Now that I'm just over half-way through it, I can honestly say that there is no way this will be on my favorite book list. I know - I haven't finished it yet, and supposedly I'll need to break out the tissue in the end, but it's not a particularly easy read! First off, the writing is extremely verbose. For example, this passage:
She took his dictation with care, but because of his runaway fervor, in some haste, so it was not until she got down to the job of typing it out for the printer that she began to glimpse seething in that cauldron of historical allusions and dialectical hypotheses and religious imperatives and legal precedents and anthropological propositions the smoky, ominous presence of a single word--repeated several times--which quite baffled and confounded and frightened her, appearing as it did in this otherwise persuasively practical text, this clever polemic which voiced with breezily scurrilous mockery the sly propaganda she had half heard more than once...Come on - baffled AND confounded AND frightened her? All in the same, already extremely long sentence?! I just find it a bit unnecessary and completely frustrating.
In addition to the flowery prose, the narrator, Stingo, jumps around within the story line. We learn about Sophie through his eyes - how they meet, her background, their growing friendship, then back to her background, a jump into the future for a walk down memory line, then back into her history with edits on things she had lied about or left out of the original stories.
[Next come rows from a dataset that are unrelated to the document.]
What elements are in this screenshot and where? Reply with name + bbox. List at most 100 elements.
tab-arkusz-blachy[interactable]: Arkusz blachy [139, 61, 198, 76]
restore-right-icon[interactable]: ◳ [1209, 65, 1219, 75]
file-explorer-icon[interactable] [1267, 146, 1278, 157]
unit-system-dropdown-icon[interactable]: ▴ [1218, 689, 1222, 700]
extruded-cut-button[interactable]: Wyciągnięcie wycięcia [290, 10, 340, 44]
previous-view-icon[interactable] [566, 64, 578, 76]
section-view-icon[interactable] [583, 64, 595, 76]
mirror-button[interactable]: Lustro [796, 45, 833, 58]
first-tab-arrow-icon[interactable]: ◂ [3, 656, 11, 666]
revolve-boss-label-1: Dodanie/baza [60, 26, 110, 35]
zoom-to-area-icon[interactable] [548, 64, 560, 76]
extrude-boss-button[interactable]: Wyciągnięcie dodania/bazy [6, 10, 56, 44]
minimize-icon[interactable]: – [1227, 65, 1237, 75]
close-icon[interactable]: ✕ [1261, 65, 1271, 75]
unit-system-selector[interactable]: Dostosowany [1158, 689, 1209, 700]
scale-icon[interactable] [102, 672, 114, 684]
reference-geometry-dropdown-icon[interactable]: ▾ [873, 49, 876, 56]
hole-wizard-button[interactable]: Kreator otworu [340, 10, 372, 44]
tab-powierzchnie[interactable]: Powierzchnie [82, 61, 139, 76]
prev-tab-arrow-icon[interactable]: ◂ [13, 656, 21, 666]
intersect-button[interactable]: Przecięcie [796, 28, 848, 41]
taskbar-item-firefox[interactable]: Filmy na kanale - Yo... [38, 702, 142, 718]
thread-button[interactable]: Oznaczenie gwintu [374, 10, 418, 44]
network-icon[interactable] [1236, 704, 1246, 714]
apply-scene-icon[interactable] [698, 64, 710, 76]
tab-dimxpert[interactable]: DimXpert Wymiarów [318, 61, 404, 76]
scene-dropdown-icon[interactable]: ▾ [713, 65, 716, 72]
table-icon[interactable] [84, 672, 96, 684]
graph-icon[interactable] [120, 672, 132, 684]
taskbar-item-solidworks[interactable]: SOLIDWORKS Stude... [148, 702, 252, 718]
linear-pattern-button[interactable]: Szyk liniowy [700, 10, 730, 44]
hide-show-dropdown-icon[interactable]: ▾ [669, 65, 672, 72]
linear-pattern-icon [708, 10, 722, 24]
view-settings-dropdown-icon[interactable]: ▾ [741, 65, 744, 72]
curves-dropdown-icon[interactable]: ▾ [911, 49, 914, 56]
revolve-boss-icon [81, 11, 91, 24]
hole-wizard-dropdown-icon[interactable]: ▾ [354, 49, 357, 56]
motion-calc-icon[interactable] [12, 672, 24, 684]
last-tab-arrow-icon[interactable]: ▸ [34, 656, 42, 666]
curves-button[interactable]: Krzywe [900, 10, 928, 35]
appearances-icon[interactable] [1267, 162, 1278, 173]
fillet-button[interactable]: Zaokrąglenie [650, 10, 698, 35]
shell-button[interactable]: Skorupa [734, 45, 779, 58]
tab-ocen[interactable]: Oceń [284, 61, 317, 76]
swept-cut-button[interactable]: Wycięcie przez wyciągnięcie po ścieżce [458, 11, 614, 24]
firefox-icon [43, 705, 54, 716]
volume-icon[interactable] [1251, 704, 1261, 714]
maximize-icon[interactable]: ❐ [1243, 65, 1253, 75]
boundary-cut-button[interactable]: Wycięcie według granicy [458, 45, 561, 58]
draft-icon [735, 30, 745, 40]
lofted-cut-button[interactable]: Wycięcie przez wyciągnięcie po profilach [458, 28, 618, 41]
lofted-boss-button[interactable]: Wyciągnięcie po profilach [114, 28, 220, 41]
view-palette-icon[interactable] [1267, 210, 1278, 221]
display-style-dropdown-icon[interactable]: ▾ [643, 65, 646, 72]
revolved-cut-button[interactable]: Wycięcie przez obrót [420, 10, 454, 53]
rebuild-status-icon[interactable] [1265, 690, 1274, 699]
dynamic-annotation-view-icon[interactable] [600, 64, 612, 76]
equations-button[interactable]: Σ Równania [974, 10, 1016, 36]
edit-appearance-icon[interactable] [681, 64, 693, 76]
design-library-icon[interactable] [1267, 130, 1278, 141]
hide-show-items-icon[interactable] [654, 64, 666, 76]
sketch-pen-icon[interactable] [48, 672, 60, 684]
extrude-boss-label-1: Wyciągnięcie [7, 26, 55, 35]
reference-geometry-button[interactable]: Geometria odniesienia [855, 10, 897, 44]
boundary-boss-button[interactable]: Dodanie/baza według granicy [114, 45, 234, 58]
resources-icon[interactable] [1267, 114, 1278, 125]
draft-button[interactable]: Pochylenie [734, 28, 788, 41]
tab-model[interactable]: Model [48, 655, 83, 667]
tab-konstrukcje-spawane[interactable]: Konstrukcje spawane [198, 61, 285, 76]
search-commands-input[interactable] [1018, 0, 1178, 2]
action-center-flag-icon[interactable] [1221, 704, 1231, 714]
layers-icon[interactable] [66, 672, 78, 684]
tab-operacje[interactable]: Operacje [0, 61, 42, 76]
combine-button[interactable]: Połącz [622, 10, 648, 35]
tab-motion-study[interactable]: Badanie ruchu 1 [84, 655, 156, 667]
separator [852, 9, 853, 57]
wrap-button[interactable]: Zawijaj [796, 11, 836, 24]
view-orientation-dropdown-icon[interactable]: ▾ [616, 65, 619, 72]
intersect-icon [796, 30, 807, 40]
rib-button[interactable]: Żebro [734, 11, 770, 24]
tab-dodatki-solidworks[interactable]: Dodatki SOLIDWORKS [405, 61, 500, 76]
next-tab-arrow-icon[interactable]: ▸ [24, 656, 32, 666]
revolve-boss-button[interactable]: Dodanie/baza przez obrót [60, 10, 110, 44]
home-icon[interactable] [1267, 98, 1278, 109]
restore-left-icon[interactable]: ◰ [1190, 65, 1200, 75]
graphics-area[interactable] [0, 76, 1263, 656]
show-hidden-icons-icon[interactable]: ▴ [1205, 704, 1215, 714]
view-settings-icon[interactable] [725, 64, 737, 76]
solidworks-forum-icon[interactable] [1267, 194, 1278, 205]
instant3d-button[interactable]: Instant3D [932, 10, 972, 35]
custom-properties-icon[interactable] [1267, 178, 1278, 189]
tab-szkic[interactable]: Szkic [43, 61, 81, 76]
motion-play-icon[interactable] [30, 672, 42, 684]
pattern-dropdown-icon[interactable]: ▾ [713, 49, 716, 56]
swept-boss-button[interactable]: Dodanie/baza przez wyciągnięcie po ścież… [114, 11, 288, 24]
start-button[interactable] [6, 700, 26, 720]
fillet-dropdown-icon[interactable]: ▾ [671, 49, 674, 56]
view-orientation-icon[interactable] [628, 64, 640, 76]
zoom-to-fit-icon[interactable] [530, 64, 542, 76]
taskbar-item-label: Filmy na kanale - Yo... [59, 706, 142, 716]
It makes it confusing at times and is another frustrating aspect of the book as a whole.
The last piece that puts me over the edge are the literary references and what are basically book reviews scattered throughout the story. Stingo himself is an aspiring author and so refers to various other accomplished authors and poets frequently. While I am not a literary scholar, I do recognize at least the names of many authors in general even if I don't know what they have written. However, Stingo refers to authors that I have never heard of and expects me, the reader, to know what writing style or genre he is speaking of when making said references. Oy vey!
I'm going to stick with it to learn what Sophie's unbearable secret is - that solitary choice that seemingly defined her (and the book!) We'll just have to wait to see what all the fuss is about...and I guess it's in the second half of the book because it certainly isn't in the first half.